Scientists have discovered the earliest galaxies confirmed by NASA's James Webb Space Telescope using data from the telescope. It took over 13.4 billion years for us to receive light from these galaxies. They came into existence less than 400 million years after the big bang.
James Webb has achieved a new milestone as scientists confirm the earliest galaxies to date. Scientists have discovered the earliest galaxies confirmed by NASA’s James Webb Space Telescope using data from the telescope. It took over 13.4 billion years for us to receive light from these galaxies. They came into existence less than 400 million years after the big bang. During this time, the universe was only 2% of what it is now. Such infant galaxies have been identified by earlier Webb data. As a result, spectroscopic observations of these faint galaxies have revealed characteristic and distinct patterns in their light fingerprints. As revealed by NASA, these observations were made possible by a collaboration of scientists who developed two of Webb’s instruments, the Near-Infrared Camera (NIRCam) and the Near-Infrared Spectrograph (NIRSpec). This instrument was designed to study the faintest and earliest galaxies.
Earliest Galaxies to Date
JWST Advanced Deep Extragalactic Survey (JADES)

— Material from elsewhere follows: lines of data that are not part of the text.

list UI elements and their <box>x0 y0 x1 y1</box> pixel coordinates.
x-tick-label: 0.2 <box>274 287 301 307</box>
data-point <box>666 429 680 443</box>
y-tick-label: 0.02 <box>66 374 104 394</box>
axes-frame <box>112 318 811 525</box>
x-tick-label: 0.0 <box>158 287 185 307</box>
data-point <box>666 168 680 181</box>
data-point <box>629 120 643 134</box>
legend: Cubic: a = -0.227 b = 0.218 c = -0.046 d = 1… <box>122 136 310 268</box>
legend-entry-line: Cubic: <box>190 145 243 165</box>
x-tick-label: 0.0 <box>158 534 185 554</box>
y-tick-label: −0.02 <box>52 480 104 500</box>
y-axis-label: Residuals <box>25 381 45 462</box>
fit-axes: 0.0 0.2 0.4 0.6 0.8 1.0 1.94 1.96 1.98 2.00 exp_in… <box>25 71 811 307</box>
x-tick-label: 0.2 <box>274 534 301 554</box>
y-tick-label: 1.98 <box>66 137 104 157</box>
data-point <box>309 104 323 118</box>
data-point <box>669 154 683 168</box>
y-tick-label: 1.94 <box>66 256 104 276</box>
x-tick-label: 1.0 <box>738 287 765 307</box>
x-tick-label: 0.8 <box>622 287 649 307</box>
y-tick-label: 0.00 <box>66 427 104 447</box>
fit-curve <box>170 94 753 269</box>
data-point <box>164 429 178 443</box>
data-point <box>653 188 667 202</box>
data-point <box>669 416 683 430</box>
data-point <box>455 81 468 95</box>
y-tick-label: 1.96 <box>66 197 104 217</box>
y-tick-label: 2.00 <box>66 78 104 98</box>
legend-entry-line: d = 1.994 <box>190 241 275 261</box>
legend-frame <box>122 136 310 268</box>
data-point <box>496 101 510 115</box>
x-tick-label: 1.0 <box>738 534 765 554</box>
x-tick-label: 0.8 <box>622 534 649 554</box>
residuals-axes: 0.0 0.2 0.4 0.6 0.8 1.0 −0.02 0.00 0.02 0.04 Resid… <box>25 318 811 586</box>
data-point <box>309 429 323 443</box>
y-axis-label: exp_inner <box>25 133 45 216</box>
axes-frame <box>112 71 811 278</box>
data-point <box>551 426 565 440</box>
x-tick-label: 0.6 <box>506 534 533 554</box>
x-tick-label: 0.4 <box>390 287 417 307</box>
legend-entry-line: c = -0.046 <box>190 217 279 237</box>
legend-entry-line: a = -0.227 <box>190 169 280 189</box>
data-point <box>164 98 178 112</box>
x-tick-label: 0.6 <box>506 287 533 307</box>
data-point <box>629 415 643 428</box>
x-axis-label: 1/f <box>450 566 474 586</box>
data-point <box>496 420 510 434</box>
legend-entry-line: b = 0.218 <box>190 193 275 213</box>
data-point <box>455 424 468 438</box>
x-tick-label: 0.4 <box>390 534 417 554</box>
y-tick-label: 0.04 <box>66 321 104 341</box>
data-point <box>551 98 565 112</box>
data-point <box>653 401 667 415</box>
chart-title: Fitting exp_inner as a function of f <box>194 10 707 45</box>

Many years before the space telescope was even launched, back in 2015, the instrument teams jointly proposed the JWST Advanced Deep Extragalactic Survey (JADES). In two years, JADES will receive just over one month of the telescope’s time. An unprecedented level of detail and depth will be provided by this view of the early universe. NIRCam, the first part of the JADES program, observed the sky in nine diverse infrared colors over ten days. Compared to Hubble’s deepest infrared images, this region is 15 times larger. In addition, the wavelengths are even deeper and sharper. Almost 100,000 galaxies are shown on the image, captured at different points in their history billions of years ago. This multiwavelength pattern of colors can be used to distinguish galaxies in the early universe.
The universe expands, stretching light’s wavelength. It is estimated that the light from these youngest galaxies has been stretched by a factor of up to 14. Additionally, the infrared region of the spectrum is used to search for faint galaxies whose light abruptly ends at a specified wavelength. In each galaxy’s spectrum, the cutoff location is shifted by cosmological expansion.